The Dangers of Creeping College Privatization

By Peter Galuszka

Virginia residents have long enjoyed a special advantage with higher education. Tuition at some of the country’s best-rated public universities — the University of Virginia, the College of William and Mary and Virginia Tech — is relatively modest. The schools offer a great deal for parents and students compared with nationally ranked private colleges.

But this advantage is unraveling. The process began seven years ago, when the General Assembly agreed to a deal whereby it would pay not as much for top public universities. In exchange, the schools would get more autonomy, including more freedom to set their own tuitions, capital spending programs and curricula.

The result? A creeping privatization that threatens to undermine the very
advantages that make Virginia’s top public schools what they are.

To be sure, state education bureaucrats and legislators call it not “privatizing” but “restructuring.” This euphemism means the schools will
gradually demand tuition closer to what is charged at the top national, private institutions but won’t have to go through the hassle that true privatization would entail — such as the selling of public property and making good on repaying decades of public investment.

There is some logic to this approach: If Virginia’s elite public colleges
start approaching market rates for tuition, the thinking goes, state money could be freed up to spend on lesser institutions.
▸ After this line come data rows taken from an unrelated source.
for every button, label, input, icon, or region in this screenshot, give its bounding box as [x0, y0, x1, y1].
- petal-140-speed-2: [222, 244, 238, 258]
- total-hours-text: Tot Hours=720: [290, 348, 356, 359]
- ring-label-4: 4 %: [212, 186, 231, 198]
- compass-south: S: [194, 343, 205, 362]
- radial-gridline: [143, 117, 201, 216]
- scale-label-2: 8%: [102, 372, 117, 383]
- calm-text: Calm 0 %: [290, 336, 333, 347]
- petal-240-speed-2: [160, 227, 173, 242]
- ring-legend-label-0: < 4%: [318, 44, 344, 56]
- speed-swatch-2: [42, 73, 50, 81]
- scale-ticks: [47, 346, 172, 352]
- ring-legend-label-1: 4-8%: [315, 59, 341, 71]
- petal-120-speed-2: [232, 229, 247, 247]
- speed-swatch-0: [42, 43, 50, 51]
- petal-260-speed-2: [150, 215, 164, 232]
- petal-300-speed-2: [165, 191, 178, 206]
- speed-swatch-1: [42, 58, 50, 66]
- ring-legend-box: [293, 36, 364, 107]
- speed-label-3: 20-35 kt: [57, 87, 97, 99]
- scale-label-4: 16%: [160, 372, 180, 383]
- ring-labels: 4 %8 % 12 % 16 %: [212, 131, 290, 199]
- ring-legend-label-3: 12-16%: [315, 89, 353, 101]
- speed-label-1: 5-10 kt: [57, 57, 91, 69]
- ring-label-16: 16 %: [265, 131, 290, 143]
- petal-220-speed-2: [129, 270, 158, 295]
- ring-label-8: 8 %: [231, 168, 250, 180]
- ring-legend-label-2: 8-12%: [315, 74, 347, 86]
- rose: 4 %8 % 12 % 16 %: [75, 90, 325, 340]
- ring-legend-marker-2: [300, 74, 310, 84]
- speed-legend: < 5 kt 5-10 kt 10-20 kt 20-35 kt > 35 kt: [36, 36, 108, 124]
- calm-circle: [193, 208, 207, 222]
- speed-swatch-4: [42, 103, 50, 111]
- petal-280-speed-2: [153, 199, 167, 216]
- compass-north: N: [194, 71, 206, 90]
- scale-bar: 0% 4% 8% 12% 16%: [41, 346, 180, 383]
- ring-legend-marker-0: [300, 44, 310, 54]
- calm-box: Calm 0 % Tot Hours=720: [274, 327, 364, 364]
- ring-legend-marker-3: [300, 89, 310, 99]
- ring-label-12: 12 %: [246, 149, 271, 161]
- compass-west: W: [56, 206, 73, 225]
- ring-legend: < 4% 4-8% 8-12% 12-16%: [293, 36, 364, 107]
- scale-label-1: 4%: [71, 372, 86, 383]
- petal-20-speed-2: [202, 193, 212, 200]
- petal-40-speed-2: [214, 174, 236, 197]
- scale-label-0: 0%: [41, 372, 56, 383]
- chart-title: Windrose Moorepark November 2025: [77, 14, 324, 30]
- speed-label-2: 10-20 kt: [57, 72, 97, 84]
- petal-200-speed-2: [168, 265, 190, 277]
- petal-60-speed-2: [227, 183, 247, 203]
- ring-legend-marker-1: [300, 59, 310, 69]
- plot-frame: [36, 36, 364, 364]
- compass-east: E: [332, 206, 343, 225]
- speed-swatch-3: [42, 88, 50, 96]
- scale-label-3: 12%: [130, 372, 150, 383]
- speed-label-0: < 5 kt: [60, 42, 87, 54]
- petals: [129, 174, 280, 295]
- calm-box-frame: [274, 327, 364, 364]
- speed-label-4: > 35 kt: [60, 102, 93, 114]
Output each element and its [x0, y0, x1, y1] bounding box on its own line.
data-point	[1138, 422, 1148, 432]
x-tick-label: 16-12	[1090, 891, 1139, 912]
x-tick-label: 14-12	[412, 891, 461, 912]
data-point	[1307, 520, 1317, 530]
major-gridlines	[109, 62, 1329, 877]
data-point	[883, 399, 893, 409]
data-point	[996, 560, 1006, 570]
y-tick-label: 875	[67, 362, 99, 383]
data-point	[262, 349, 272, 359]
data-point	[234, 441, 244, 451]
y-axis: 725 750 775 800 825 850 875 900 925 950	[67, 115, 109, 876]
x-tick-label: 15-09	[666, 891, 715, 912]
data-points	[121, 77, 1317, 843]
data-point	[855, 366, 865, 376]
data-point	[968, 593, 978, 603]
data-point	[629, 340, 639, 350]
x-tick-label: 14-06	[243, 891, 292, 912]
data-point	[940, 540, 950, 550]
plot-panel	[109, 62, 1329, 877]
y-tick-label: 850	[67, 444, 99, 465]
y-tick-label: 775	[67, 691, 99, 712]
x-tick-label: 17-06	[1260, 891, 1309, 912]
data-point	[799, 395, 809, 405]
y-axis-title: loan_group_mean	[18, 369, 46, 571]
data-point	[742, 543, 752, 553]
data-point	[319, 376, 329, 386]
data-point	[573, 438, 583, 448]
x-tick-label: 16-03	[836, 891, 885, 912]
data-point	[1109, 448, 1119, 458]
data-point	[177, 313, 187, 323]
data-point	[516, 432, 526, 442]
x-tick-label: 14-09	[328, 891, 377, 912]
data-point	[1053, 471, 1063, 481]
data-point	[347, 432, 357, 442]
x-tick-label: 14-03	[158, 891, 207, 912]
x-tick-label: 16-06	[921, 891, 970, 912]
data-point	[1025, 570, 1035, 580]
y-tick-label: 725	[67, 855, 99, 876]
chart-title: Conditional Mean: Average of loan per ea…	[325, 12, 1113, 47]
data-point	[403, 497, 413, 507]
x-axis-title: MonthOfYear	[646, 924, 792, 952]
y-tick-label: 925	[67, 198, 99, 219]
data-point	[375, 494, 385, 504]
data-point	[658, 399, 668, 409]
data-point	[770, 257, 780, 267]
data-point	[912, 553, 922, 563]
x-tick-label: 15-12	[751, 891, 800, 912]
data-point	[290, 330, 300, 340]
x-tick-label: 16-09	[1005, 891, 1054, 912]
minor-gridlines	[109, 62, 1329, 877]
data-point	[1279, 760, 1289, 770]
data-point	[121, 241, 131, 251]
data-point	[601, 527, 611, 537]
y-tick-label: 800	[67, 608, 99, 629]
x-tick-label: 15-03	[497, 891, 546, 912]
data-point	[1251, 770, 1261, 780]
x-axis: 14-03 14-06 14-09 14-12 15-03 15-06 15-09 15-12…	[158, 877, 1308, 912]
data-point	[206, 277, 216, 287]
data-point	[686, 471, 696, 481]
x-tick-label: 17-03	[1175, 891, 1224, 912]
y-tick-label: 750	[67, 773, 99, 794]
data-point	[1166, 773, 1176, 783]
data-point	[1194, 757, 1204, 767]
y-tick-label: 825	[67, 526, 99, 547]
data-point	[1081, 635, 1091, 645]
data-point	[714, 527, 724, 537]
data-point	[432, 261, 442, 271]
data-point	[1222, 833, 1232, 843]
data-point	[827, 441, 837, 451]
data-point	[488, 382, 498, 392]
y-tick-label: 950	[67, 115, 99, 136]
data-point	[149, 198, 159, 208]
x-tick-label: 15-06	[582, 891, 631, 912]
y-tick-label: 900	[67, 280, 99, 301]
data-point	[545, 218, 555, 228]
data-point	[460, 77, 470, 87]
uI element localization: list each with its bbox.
More financial-aid money would become available. The state could use those resources to reach for its goal of 100,000 more students earning degrees. Since 2005, when the concept was formalized in General Assembly legislation, Virginia Commonwealth University added itself to the list of schools willing to trade funding for autonomy.
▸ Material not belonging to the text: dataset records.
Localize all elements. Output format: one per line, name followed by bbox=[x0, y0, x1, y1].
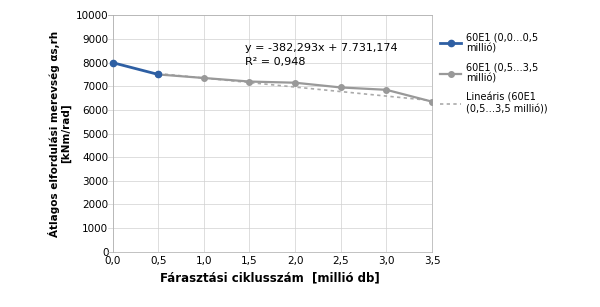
Y-axis label: Átlagos elfordulási merevség αs,rh
[kNm/rad]: Átlagos elfordulási merevség αs,rh [kNm/… bbox=[48, 30, 71, 237]
Legend: 60E1 (0,0…0,5
millió), 60E1 (0,5…3,5
millió), Lineáris (60E1
(0,5…3,5 millió)): 60E1 (0,0…0,5 millió), 60E1 (0,5…3,5 mil… bbox=[440, 32, 548, 114]
X-axis label: Fárasztási ciklusszám  [millió db]: Fárasztási ciklusszám [millió db] bbox=[160, 271, 380, 285]
Text: y = -382,293x + 7.731,174
R² = 0,948: y = -382,293x + 7.731,174 R² = 0,948 bbox=[245, 43, 398, 67]
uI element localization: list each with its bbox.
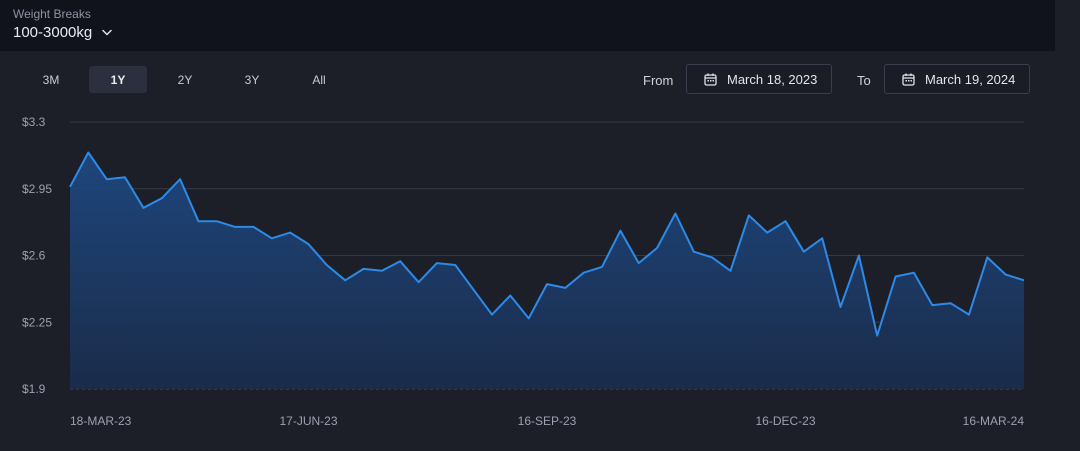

The same year that “restructuring” was approved, John T. Casteen II, then the president of U-Va., announced an ambitious campaign to raise $3 billion through fundraising. Most of that has been collected, although the effort to raise so much private money at a public school raised eyebrows. More recently, Taylor Reveley, president of William and Mary, proposed
bringing his school’s tuition levels to market rates
, which, for a nationally rated private institution, would be about $45,000 a year for tuition, room and board. Out-of-state W&M students now pay $44,854 a year, while in-state students pay $22,024.
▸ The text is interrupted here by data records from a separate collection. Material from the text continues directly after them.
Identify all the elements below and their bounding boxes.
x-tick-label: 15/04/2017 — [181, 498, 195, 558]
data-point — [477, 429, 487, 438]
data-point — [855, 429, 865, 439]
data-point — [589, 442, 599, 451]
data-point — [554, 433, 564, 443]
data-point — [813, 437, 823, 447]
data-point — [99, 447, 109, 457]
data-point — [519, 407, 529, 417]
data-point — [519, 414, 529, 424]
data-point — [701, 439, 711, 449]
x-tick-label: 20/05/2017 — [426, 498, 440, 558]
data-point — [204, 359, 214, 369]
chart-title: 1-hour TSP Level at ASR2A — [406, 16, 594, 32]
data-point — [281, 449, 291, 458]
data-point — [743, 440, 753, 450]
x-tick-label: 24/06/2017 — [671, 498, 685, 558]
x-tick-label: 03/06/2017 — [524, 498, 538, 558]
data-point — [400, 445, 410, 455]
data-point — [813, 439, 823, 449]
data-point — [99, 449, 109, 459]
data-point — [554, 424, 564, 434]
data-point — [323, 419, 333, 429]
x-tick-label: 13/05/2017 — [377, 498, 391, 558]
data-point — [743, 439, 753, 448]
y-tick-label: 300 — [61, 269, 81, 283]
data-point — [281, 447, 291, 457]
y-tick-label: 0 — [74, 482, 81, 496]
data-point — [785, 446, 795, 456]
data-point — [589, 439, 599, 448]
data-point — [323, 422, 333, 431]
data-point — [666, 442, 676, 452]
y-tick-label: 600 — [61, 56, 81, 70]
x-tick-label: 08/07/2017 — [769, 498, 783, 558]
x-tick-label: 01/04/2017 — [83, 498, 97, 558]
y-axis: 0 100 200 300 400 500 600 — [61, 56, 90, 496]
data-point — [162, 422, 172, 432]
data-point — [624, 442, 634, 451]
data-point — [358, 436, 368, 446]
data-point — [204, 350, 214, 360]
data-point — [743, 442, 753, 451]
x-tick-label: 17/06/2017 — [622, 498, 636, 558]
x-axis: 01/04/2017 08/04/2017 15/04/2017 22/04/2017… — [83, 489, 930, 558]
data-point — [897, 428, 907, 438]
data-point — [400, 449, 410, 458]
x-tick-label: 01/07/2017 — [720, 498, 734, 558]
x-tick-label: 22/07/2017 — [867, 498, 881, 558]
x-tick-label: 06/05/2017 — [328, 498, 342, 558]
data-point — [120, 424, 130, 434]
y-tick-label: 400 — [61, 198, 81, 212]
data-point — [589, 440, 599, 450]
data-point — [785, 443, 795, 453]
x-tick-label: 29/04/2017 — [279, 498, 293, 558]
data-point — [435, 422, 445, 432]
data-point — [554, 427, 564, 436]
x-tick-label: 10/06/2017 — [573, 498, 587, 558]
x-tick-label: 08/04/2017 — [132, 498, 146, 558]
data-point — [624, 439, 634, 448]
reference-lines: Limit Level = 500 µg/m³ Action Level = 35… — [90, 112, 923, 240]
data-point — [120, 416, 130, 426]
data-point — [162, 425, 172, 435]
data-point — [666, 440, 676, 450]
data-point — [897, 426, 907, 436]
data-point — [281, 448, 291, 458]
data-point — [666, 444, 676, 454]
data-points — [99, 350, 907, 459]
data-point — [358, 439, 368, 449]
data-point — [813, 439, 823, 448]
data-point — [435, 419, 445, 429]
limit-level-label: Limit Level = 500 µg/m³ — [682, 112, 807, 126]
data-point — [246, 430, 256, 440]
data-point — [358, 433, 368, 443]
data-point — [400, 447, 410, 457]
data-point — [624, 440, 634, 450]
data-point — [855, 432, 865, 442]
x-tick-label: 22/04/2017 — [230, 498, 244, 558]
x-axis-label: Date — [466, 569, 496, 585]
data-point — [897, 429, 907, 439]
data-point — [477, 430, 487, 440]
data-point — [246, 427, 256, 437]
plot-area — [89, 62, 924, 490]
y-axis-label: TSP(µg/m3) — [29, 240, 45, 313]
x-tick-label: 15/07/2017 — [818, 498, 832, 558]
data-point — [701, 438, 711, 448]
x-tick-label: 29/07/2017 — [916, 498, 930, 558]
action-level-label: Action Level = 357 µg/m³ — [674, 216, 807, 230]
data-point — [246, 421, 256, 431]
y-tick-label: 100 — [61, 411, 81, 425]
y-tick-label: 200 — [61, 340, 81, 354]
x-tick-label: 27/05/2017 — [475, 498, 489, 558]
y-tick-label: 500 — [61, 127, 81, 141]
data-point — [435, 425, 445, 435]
Reveley notes that Richmond provides only 13 percent of W&M’s funding,
which is way down from the 43 percent of 30 years ago. This trend has been even more pronounced at other elite Virginia public colleges. At the University of Virginia, the state pays less than 8 percent of what the school needs. At Tech, the process has been slower. In 2000, the state provided 58 percent of the school’s needs; today it’s 28 percent.

Reveley argues that if more in-state parents or students paid full freight,
then his school could offer more generous financial-aid packages to middle- and lower-income students. He also believes that as top schools become more self-sustaining, a second tier of Virginia schools could be given more state funding and raise their own academic standings. These would include Old Dominion, George Mason, James Madison, Radford, Longwood and the state’s community college system.

But there is cause to worry about this argument. At present, many complain that lower-income Virginians have been forced to compete with an increasing number of deep-pocketed out-of-staters, whose higher tuition helps to balance the schools’ books. As those schools look to capture more revenue via in-state tuition, they will face strong incentives to accept a greater portion of in-state students with the means to pay all or most of their own way. And even with increased aid, worthy but less affluent students will confront barriers. Some will simply opt for less expensive, less competitive schools; others will emerge from school more deeply in debt.

Such an uneven playing field is contrary to the spirit of a state-funded
higher education: Why should a kid from affluent Fairfax have a better chance at attending U-Va. or W&M than someone with the same grades and test scores from Big Stone Gap?

I’ve noticed this kind of elitism beginning to appear in “Virginia” magazine,
published by the school’s alumni association. Its pages are filled with four-color advertisements hawking multimillion estates mostly in blue-blood
horse country. The message that’s suggested? “If you can’t afford these kinds of properties, then maybe you don’t belong at Mr. Jefferson’s University.”

Privatization is thought of by Virginia conservatives and even some moderates as a panacea for addressing the state’s budget woes while adhering to the state’s dominant anti-tax ideology. Tax hawks, for instance, constantly dodge the need for higher taxes to pay for highways by tossing the problem over to public-private partnerships. But applying the same thinking to public higher education risks undermining the very purpose of such institutions — building the highly educated middle class needed to keep Virginia competitive nationally and globally.

A straight sell-off of state schools isn’t likely. What is possible, says
James Alessio, chief of higher education restructuring at the State Council for Higher Education, is a steady series of tuition hikes in the 5 to 7 percent range. “Within maybe 40 years, you’ll see tuition at the public schools go to $40,000 or $50,000,” he told me.

Once that happens, the stealthy, half-privatization of Virginia’s academic
jewels will be complete, and probably irreversible. One possible solution comes from the University of California at Berkeley, which announced this month that it will cap tuition at 15 percent of what “middle class” families make, defined as $80,000 to $140,000 a year.

Virginia could try something similar. Otherwise, on its current trajectory, the state is fast moving toward a two-tier public college system heavily based on income — the exact opposite of what public higher education is supposed to be.